A Proud Cherry Picker
We were sitting right across from each other at the dining room table when he uttered the words,
“I wish you had less faith.”
I live in the South where being Christian is almost seen as a right of passage. Wear a cross necklace and all of a sudden you get a 10% discount on coffee at every local place in town. Bring your bible for 25% off and a free refill.
Roads on Sunday mornings are ungodly empty because everyone is out praying and preaching, leaving beautifully vacant highways for us non-Church goers.
So I was perplexed, to say the least, to hear someone telling me they wish I had less faith. Because, more often than not, I would have friends push me to go church, to read the Bible, to pray to God. But here was one of my closest friends requesting the complete opposite.
You see, I’m in a predicament. I’m faithful enough to not be considered agnostic anymore but I’m not devoted enough to call myself a Christian. I’m simply seeking.
And that doesn’t please either side.
“I wish you had less faith,” he said.
I was creating an obstacle for one of my closest friends, who shared very little interest in religion. We used to question the Bible in a cynical way. We used to express our irritation with politicians who offered “thoughts and prayers” instead of action. We used to be connected to each other ironically because we weren’t connected with God.
And after opening my mind to the idea that God might actually exist, I changed.
And although I see the benefits in my life as I opened my heart to the idea of Christ, I recognized the impact it has had on my friendships. We agreed less, argued more. And I couldn’t get my side across because it was based on an ideology he didn’t believe in. My side couldn’t exactly “click” with him. My relationship with God unintentionally created a wall, a wall higher than Trump could ever dream of. And I never thought Christianity could do such a thing as it’s all about loving one another.
I don’t believe homosexuality is a sin. I don’t believe only Christians go to Heaven. I cannot begin to fathom evangelizing those with completely different cultures and backgrounds who live lives vastly different from those in the western hemisphere. And I don’t believe Christianity is the only way; it is simply the way that works for me.
And I guess that means I’m going to Hell.
My Christian friends will tell me, “You have to believe in everything the Bible says. You have to be Christian to go to Heaven. And you have to spread the word of Christ.”
Now of course, they will not tell me straight out like this. They lace their harsh views in support, patience, and compassion. They are wonderful people with strange views that puzzle me.
Why do I have to believe all of this?
“You can’t cherry pick the Bible", they say.
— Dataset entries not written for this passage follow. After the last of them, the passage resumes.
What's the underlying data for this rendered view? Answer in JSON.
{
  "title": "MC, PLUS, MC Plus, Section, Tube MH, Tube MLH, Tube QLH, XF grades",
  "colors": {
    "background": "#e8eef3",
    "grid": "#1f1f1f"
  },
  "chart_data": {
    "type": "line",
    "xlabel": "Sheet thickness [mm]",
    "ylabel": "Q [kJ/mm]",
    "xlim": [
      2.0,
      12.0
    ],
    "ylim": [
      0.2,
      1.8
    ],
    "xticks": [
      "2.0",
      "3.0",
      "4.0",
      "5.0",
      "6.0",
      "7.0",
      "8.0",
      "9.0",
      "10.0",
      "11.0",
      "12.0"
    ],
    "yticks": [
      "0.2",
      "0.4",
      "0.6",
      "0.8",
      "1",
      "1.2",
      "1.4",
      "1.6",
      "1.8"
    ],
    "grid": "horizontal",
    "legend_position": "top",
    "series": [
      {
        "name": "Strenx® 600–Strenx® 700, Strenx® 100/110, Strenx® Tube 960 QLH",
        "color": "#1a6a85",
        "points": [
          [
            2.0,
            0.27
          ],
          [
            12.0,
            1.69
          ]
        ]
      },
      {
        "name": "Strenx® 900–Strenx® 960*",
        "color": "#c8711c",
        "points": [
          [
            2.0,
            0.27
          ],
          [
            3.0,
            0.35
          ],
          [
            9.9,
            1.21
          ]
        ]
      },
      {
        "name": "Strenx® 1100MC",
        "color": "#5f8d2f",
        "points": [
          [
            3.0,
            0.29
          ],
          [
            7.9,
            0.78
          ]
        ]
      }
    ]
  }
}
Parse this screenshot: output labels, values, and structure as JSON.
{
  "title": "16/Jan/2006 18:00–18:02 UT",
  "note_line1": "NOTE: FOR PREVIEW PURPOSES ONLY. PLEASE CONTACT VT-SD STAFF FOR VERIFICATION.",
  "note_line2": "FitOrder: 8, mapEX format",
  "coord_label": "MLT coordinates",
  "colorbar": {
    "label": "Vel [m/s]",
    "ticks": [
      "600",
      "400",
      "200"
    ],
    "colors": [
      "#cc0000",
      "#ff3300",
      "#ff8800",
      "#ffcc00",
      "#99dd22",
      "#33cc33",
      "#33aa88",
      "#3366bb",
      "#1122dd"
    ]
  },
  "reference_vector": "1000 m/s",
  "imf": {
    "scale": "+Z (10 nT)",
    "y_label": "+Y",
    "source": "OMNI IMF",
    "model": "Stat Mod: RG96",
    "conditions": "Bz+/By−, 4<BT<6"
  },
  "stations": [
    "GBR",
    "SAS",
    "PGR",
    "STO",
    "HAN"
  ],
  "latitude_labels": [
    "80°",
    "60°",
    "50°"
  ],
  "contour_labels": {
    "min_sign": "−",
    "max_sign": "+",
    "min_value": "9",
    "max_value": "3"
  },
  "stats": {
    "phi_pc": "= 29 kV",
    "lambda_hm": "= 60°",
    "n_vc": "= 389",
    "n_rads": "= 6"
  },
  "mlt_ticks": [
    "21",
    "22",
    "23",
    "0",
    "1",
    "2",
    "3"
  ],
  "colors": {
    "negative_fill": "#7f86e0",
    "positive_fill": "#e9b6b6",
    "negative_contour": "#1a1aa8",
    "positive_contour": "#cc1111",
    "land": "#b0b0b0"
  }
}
I think when people think of a cherry picker, they picture a deadbeat teenager who doesn’t respect their parents, parties every night, pops cherries, and “prays” for forgiveness on Sunday only to do the same thing again.
But in my experience, that is not a cherry picker.
This is a cherry picker.
Someone who is searching for Christ. Someone who cannot understand ALL aspects of the Bible but takes it piece by piece, verse by verse. Someone who has not committed fully and is not sure if they ever will but is open to the idea of religion. Someone who sees contradictions in the Bible and has questions where there are few answers. A cherry picker is not a negligent individual. A cherry picker is someone whose mind and heart is so open to all ideologies, they struggle to comprehend this is the only way.
You see, I’m grabbing all the cherries I can but I’m only 5’4’’. I grab the shiny red one that says" “build a relationship with God.” I reach for the handful that taste of the sweet forgiveness given by Jesus Christ. I pluck 10 cherries, one for each Commandment.
But the ones I can’t grasp are the ones on the tallest trees. The ones that tell me Christ is the only way to salvation.
When you get a multiple choice question in an exam, how many times is the correct answer the one that starts “every”, “all” , “only” or “none”?
There is a reason and that is because most cases have exceptions. And maybe I’m wrong, maybe there is only one way.
But I can’t fathom that. I’ve tried, but these views, these cherries are too high for my grasp, too ripe for my taste.
I am doing what I can, with what I can understand. I’m keeping an open mind, an open heart, and I am proud to pick the cherries I can reach.
How can we expect a mustard seed to grow, when we immediately demand a tree?